I'm struggling with the logic behind kafkastream on the aggregations. I have records with string keys in the form of A_B_C and values that are basically a int value and i want to progressively aggregate on the key by getting the max of the values in a group and then from these max values the distinct values. I'll leave an example below that i hope helps in understanding what i need. What don't really understand is the logic of the aggregator. I understood the concept of the underlying state store (in case of a KGroupedTable) that allows to update the final output, but i don't understand how it behaves in a case where the key is changed (basically truncated) before grouping. I hope that the example below helps in clarifying what i mean. What i'd like to know is the feasibility of the thing and if anyone already run in something like that and what were the soluzione
In a topic i have records like, the keys are unique since the topic is compacted and it is firstly loaded as a table.
key | value |
---|---|
A_B_C | 1 |
A_B_D | 1 |
A_B_E | 3 |
A_G_F | 2 |
A_L_M | 1 |
I want the first aggregation to get the max value for each subkey
key | value |
---|---|
A_B | 3 |
A_G | 2 |
A_L | 1 |
and then get the distinct values grouped by the final subkey
key | value |
---|---|
A | (1,2,3) |
Moreover i receive tombstone events so by taking the example if i receive
key | value |
---|---|
A_B_E | null |
the aggregations, considering all the other records as above, should become
key | value |
---|---|
A_B | 2 |
A_G | 2 |
A_L | 1 |
and finally
key | value |
---|---|
A | (1,2) |
EDITS: table format
What you try to do is certainly possible, however, you need to consider a few things.
The max
aggregation you want to compute, is not "subtractable", ie, given the current max, you cannot just compute the new max if a new value is removed, but you need all values that go into the max
function.
An aggregation in Kafka Streams, only stores the current result, and updates the result on "add new value" and "remove old value". For eg, sum
this works well. If you current sum is 10, and you add 2, it become 12, and if you remove 2, you can compute 8 as new sum. However, for max
if the current max is 10, and 10 is removed, you cannot compute the new max (you would be able to compute a new max if 8 is added, as 10 stays the max, or if 12 is added, as 12 would become the new max).

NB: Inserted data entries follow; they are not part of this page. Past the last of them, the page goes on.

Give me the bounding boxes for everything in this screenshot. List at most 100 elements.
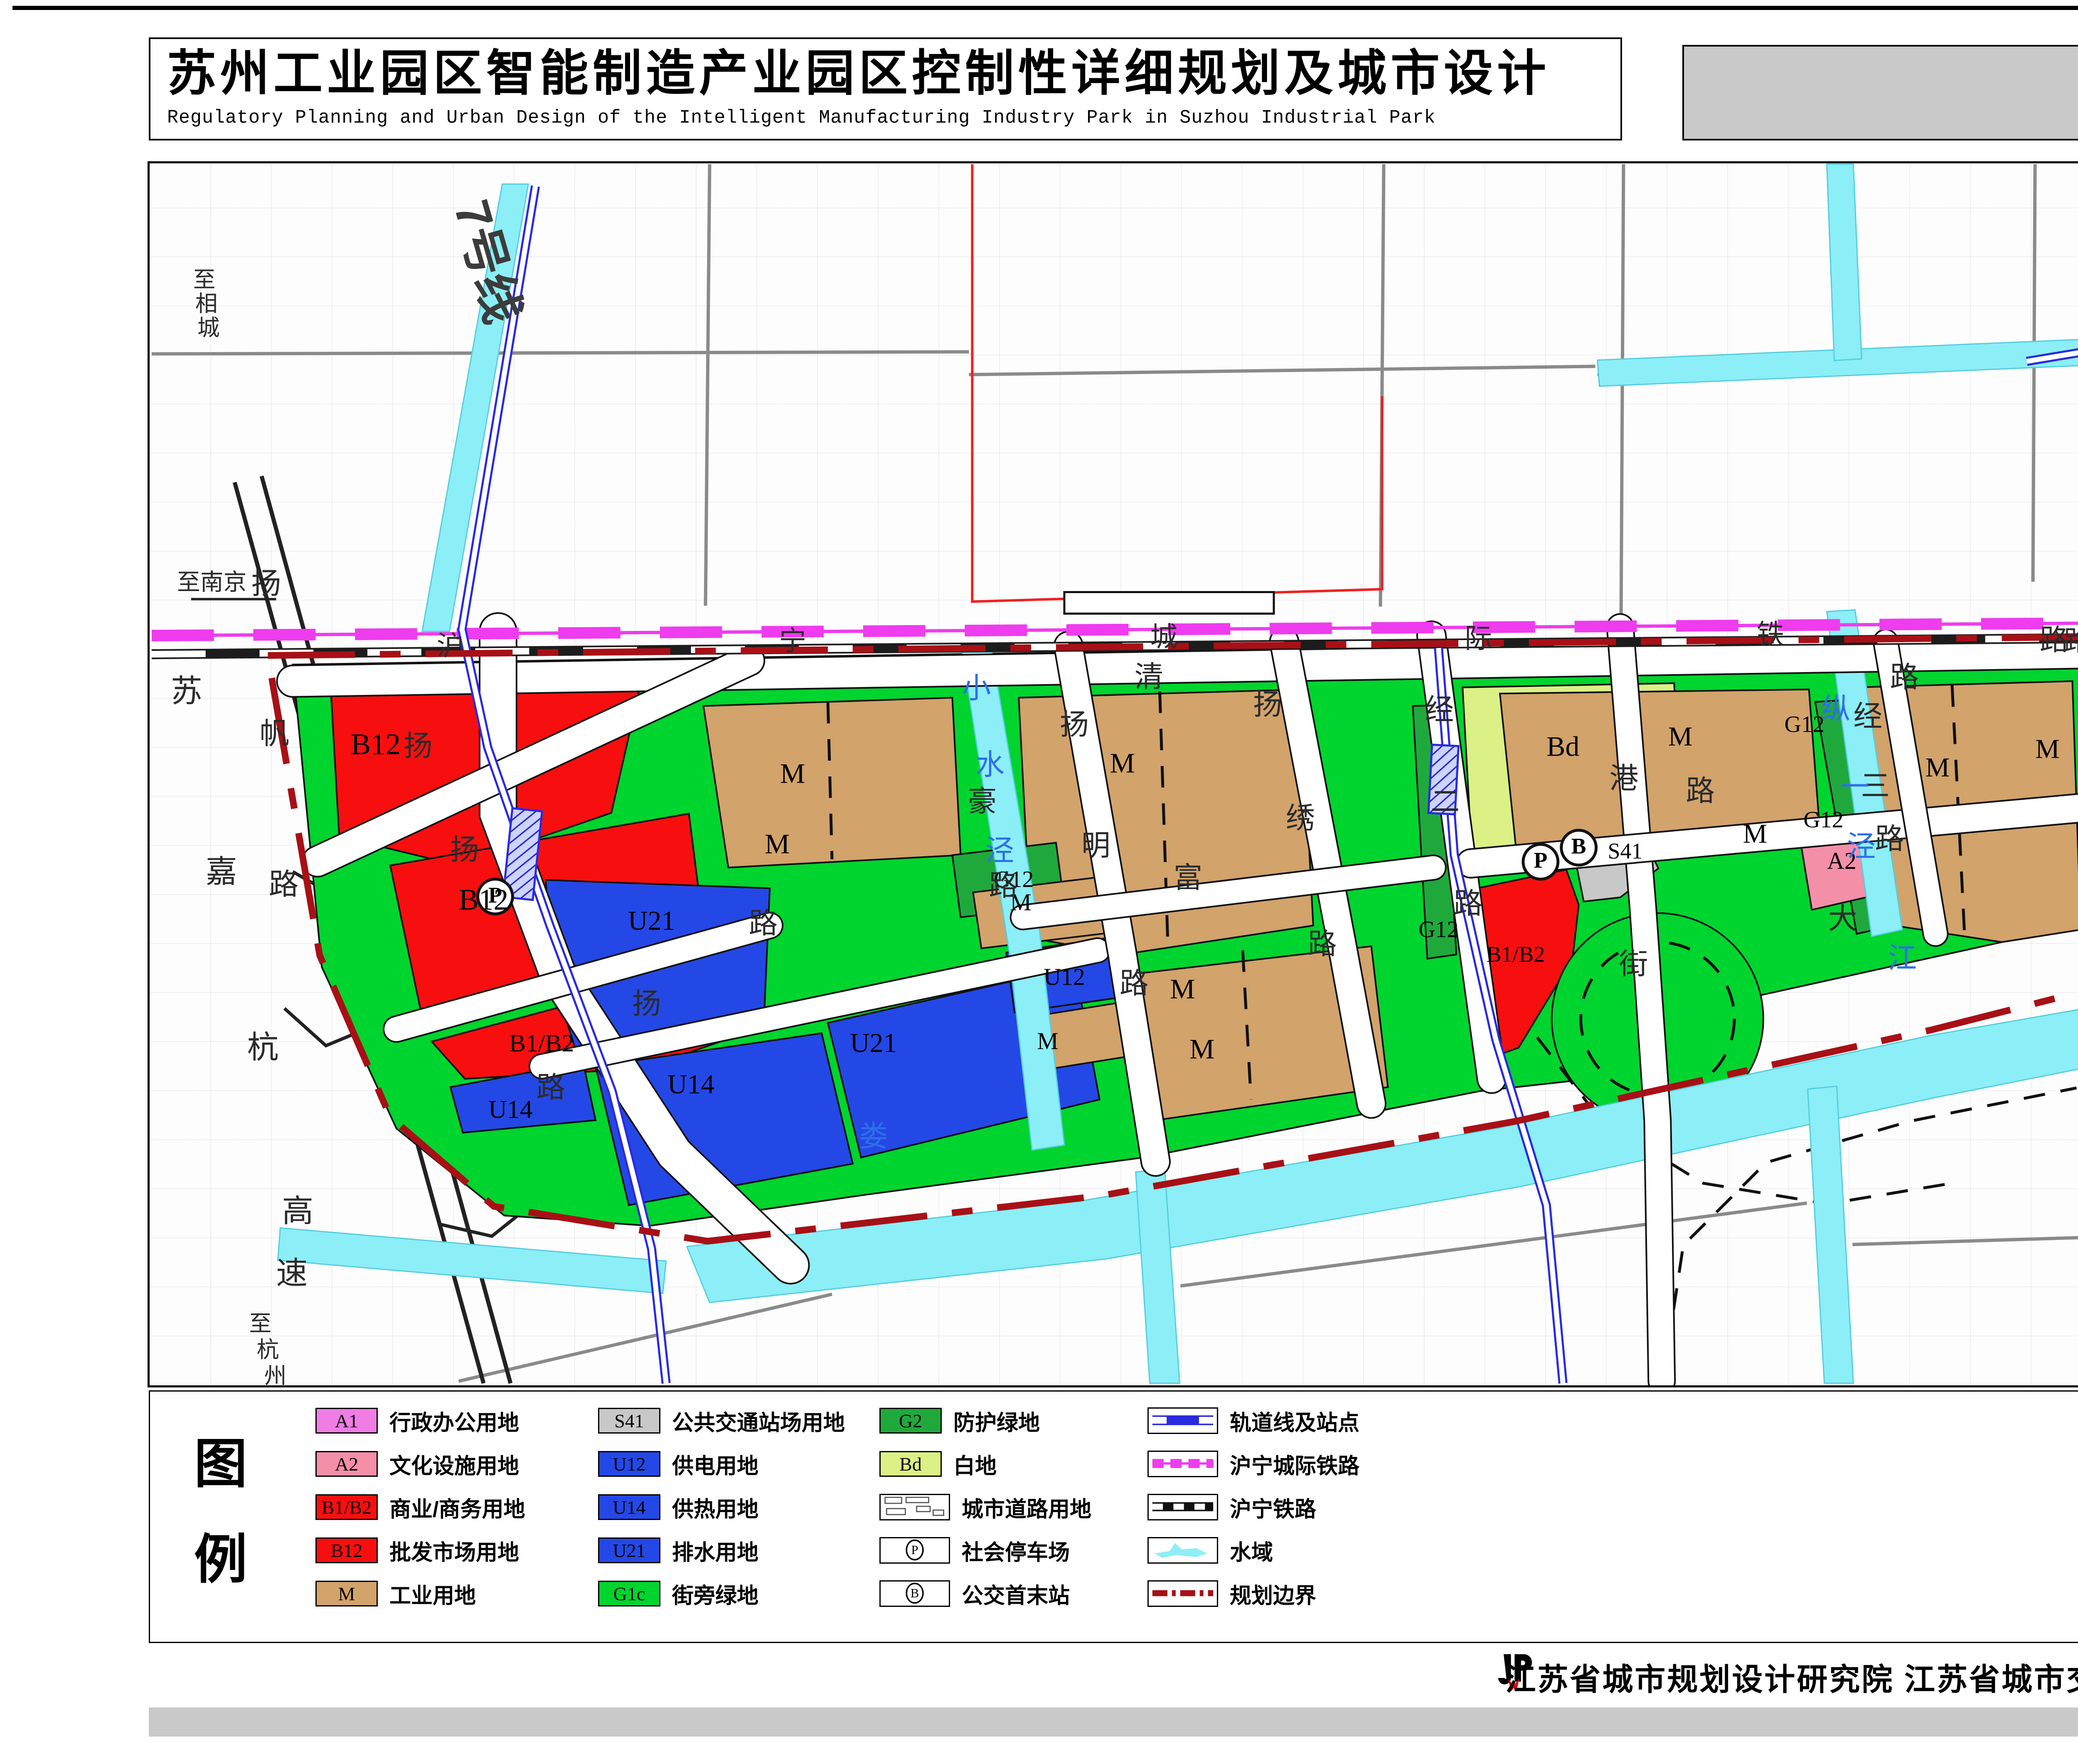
map-label-cn: 高 <box>282 1193 313 1229</box>
legend-label: 行政办公用地 <box>389 1405 519 1436</box>
map-label-cn: 路 <box>1453 887 1482 919</box>
symbol-letter: P <box>1534 848 1547 873</box>
legend-label: 批发市场用地 <box>389 1535 519 1566</box>
legend-label: 沪宁铁路 <box>1230 1492 1316 1523</box>
map-label-cn: 路 <box>1686 774 1715 807</box>
map-label-river: 江 <box>1888 942 1917 974</box>
boundary-icon <box>1149 1582 1217 1605</box>
water-icon <box>1149 1538 1217 1562</box>
map-label-cn: 沪 <box>437 630 464 661</box>
roads-icon <box>881 1495 949 1518</box>
map-label-code: M <box>1668 721 1693 751</box>
legend-label: 白地 <box>953 1449 997 1480</box>
title-block: 苏州工业园区智能制造产业园区控制性详细规划及城市设计 Regulatory Pl… <box>149 37 1622 140</box>
map-label-river: 水 <box>975 749 1005 781</box>
map-label-river: 小 <box>962 672 991 704</box>
context-road <box>152 352 969 354</box>
legend-item: B公交首末站 <box>879 1580 1070 1607</box>
map-label-river: 泾 <box>985 834 1014 867</box>
map-label-code: M <box>1037 1027 1058 1054</box>
sheet-top-rule <box>12 6 2078 10</box>
bottom-gray-bar <box>149 1707 2078 1737</box>
legend-label: 防护绿地 <box>953 1405 1040 1436</box>
legend-label: 排水用地 <box>672 1535 758 1566</box>
map-label-river: 泾 <box>1847 830 1876 862</box>
legend-symbol-circleB: B <box>879 1580 950 1607</box>
legend-swatch-U12: U12 <box>598 1451 660 1477</box>
page-title: 苏州工业园区智能制造产业园区控制性详细规划及城市设计 <box>167 42 1620 105</box>
map-label-code: S41 <box>1608 839 1643 864</box>
legend-label: 商业/商务用地 <box>389 1492 525 1523</box>
sheet-number-box: 09-土地利用规划图 <box>1682 45 2078 140</box>
svg-text:P: P <box>911 1543 918 1557</box>
map-label-cn: 城 <box>1150 621 1178 652</box>
water-body <box>1808 1086 1854 1383</box>
context-road <box>1621 164 1623 624</box>
map-label-cn: 富 <box>1173 862 1202 894</box>
legend-item: G2 防护绿地 <box>879 1407 1040 1434</box>
legend-symbol-railway <box>1147 1494 1218 1520</box>
legend-swatch-S41: S41 <box>598 1408 660 1434</box>
legend-item: S41 公共交通站场用地 <box>598 1407 845 1434</box>
map-label-code: B12 <box>459 883 509 916</box>
map-label-cn: 清 <box>1135 660 1164 693</box>
circleB-icon: B <box>881 1582 949 1605</box>
legend-label: 规划边界 <box>1230 1578 1316 1609</box>
legend-item: A2文化设施用地 <box>315 1451 519 1477</box>
map-label-river: 一 <box>1841 770 1870 803</box>
map-label-code: U12 <box>1044 963 1085 990</box>
legend-symbol-metro <box>1147 1407 1218 1434</box>
context-road <box>2033 164 2035 582</box>
map-label-cn: 路 <box>748 907 778 939</box>
railway-station <box>1064 592 1274 613</box>
page-title-english: Regulatory Planning and Urban Design of … <box>167 107 1620 128</box>
legend-item: P社会停车场 <box>879 1537 1070 1564</box>
legend-title: 图例 <box>190 1417 252 1608</box>
legend-item: 城市道路用地 <box>879 1494 1091 1520</box>
legend-label: 公共交通站场用地 <box>672 1405 845 1436</box>
legend-label: 供电用地 <box>672 1449 758 1480</box>
legend-symbol-intercity <box>1147 1451 1218 1477</box>
legend-label: 供热用地 <box>672 1492 758 1523</box>
legend-item: U14供热用地 <box>598 1494 758 1520</box>
map-label-cn: 路 <box>1890 661 1919 693</box>
map-label-code: M <box>780 758 805 789</box>
attribution-text: 江苏省城市规划设计研究院 江苏省城市交通规划研究中心 <box>1505 1655 2078 1699</box>
legend-symbol-roads <box>879 1494 950 1520</box>
map-label-cn: 扬 <box>1060 708 1089 741</box>
legend-label: 街旁绿地 <box>672 1578 758 1609</box>
map-label-code: Bd <box>1546 731 1579 762</box>
map-label-dir: 城 <box>197 315 220 340</box>
map-label-code: U21 <box>850 1028 897 1058</box>
legend-swatch-G2: G2 <box>879 1408 942 1434</box>
legend-swatch-Bd: Bd <box>879 1451 942 1477</box>
legend-symbol-boundary <box>1147 1580 1218 1607</box>
map-label-cn: 明 <box>1081 829 1110 862</box>
legend-swatch-A1: A1 <box>315 1408 378 1434</box>
legend-label: 城市道路用地 <box>962 1492 1091 1523</box>
legend-item: 规划边界 <box>1147 1580 1316 1607</box>
map-label-code: M <box>1189 1033 1214 1064</box>
legend-label: 沪宁城际铁路 <box>1230 1449 1359 1480</box>
legend: 图例 A1行政办公用地A2文化设施用地B1/B2商业/商务用地B12批发市场用地… <box>149 1390 2078 1643</box>
legend-label: 水域 <box>1230 1535 1273 1566</box>
map-label-code: M <box>1170 973 1195 1005</box>
map-label-code: B1/B2 <box>1487 942 1545 967</box>
railway-icon <box>1149 1495 1217 1518</box>
map-label-cn: 扬 <box>404 730 433 762</box>
map-label-cn: 路 <box>536 1071 565 1104</box>
map-label-river: 纵 <box>1822 692 1851 725</box>
context-road <box>969 366 1595 374</box>
map-label-cn: 嘉 <box>206 854 237 889</box>
legend-swatch-U21: U21 <box>598 1537 660 1563</box>
map-label-cn: 路 <box>2040 624 2069 656</box>
map-label-code: B1/B2 <box>509 1030 574 1057</box>
map-label-code: G12 <box>1418 917 1458 943</box>
map-label-cn: 绣 <box>1286 802 1315 834</box>
map-label-dir: 相 <box>195 291 218 316</box>
map-label-cn: 路 <box>1875 823 1904 855</box>
map-label-dir: 至南京 <box>177 569 247 595</box>
legend-label: 文化设施用地 <box>389 1449 519 1480</box>
legend-label: 工业用地 <box>389 1578 476 1609</box>
map-label-cn: 帆 <box>260 717 290 750</box>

Thus, you will need to do a "two step" aggregation: the first step, will "collect" all values (eg, in a list -- Kafka Streams already provides ListSerdes
you can use), and the second step takes the list to compute the max
. This way, when a value is removed, you can strip it from the list, and the second step can compute the new max with the updated list as input:
KTable<String, Integer> input = builder.table(...);
KTable<String, List<Integer>> valueList =
input.groupBy(/* set first sub-key */)
.aggregate(/* maintain a list of values */);
// for the remove step, just scan the list,
// and remove the first value which matches the removed value
KTable<String, Integer> max =
valueList.mapValue(/* scan the list, find the max, and return it*/);
For the distinct step, you will need to do the same. First collect a list of all values (including duplicates), and use mapValues()
to remove duplicates for the final result.
Note: keeping duplicates in the List
is important in both steps, to compute the correct result.